UN says Syria aid drops not 'imminent'
Aid drops to besieged areas in Syria are not expected to begin immediately, the United Nations said on Thursday, despite urgent calls from France and Britain for deliveries to get started.
"As long as the World Food Programme has not yet finalised its plans, I don't think there's something imminent, but I think the process that will lead to air drops has already started," Ramzi Ezzedine Ramzi, the deputy to the UN special envoy to Syria Staffan de Mistura, told reporters.
His comments came after France and Britain on Wednesday urged the UN to begin airdrops ahead of a Security Council meeting Friday to discuss the crisis in Syria's besieged areas.
Last month, the 20-nation International Syria Support Group (ISSG) agreed that if aid convoys over land had not reached all the country's besieged areas by June 1, drops from aircraft would be used.
"WFP has studied the issue and is in the process of finalising its plans," Ramzi said, but stressed it was "a very complex venture," which would need approval from Damascus, which has yet to be given.

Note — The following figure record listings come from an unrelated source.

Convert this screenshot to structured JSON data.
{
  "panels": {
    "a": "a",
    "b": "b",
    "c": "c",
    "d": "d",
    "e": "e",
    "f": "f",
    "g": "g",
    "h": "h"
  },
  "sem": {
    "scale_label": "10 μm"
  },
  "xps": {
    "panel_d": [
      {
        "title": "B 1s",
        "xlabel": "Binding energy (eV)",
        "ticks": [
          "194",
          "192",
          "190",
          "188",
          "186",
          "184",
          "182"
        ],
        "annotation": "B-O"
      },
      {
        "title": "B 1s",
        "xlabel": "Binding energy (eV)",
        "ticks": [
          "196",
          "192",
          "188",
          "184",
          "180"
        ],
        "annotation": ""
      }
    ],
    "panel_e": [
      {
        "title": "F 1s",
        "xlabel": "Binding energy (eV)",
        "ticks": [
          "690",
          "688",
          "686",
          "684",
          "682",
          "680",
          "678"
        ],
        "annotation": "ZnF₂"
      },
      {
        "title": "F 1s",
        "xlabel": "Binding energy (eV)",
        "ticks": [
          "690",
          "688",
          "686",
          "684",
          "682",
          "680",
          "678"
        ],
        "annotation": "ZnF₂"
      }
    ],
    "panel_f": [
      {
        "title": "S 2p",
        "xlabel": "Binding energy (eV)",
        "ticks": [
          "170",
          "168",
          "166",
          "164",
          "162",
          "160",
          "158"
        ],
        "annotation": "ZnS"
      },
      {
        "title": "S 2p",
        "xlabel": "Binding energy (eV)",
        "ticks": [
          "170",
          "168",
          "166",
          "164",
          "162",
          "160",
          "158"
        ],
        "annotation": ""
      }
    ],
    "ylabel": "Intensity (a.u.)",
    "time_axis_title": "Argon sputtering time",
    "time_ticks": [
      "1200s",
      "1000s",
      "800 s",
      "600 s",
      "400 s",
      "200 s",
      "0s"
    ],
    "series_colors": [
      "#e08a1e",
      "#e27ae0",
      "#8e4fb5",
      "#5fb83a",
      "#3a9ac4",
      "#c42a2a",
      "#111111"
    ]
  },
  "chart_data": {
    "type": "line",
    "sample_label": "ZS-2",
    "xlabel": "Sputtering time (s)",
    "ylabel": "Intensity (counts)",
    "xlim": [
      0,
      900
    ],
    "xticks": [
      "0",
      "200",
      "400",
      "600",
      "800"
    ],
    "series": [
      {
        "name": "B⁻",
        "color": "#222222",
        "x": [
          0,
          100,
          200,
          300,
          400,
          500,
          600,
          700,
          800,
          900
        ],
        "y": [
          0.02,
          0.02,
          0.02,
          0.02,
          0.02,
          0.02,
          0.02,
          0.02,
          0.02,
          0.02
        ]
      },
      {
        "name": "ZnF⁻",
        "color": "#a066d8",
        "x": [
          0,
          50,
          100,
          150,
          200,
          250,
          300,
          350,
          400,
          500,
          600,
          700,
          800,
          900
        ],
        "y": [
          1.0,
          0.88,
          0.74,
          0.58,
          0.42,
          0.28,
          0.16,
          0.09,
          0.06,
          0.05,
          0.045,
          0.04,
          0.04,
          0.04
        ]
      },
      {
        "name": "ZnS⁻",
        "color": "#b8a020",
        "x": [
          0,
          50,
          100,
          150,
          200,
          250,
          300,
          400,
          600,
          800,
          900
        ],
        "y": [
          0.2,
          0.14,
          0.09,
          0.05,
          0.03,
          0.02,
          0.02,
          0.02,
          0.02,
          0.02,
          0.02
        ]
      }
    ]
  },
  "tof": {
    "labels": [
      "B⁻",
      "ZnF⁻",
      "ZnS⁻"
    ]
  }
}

Airdrops are far more complicated and costly than land-deliveries, and far less efficient.
De Mistura pointed out last week that it can take six weeks of airdrops to deliver the same amount of aid to an area as a single convoy over land.
Since April, WFP has been carrying out dangerous and complex high-altitude airdrops over Deir Az-Zour, where 200,000 people are besieged by the Islamic State (IS) group.
Most of the other besieged areas, which are densely urban, would meanwhile likely need to be reached by helicopter, Jan Egeland, who heads an international humanitarian taskforce for the war-ravaged country, told reporters.
The taskforce agreed on Thursday to add al-Waer, near Homs and with a total population of 592,000, most of them besieged by regime forces, Egeland said.
Questions have meanwhile been raised as to whether airdrops are needed, after desperately needed aid was delivered by land to two towns besieged by Syrian government forces.
Daraya was reached for the first time since 2012 and Moadamiyeh for the first time since March.
Moscow, which helped ensure the convoys got through, suggested they might mean plans to airdrop humanitarian relief could be put on hold for now.
Ramzi hailed the "positive developments" but insisted "it is not enough."
"The humanitarian access and delivery is not to the level that we all aspire to."
"Air delivery is complex and extremely expensive. But it remains an option if land deliveries do not go through," he said.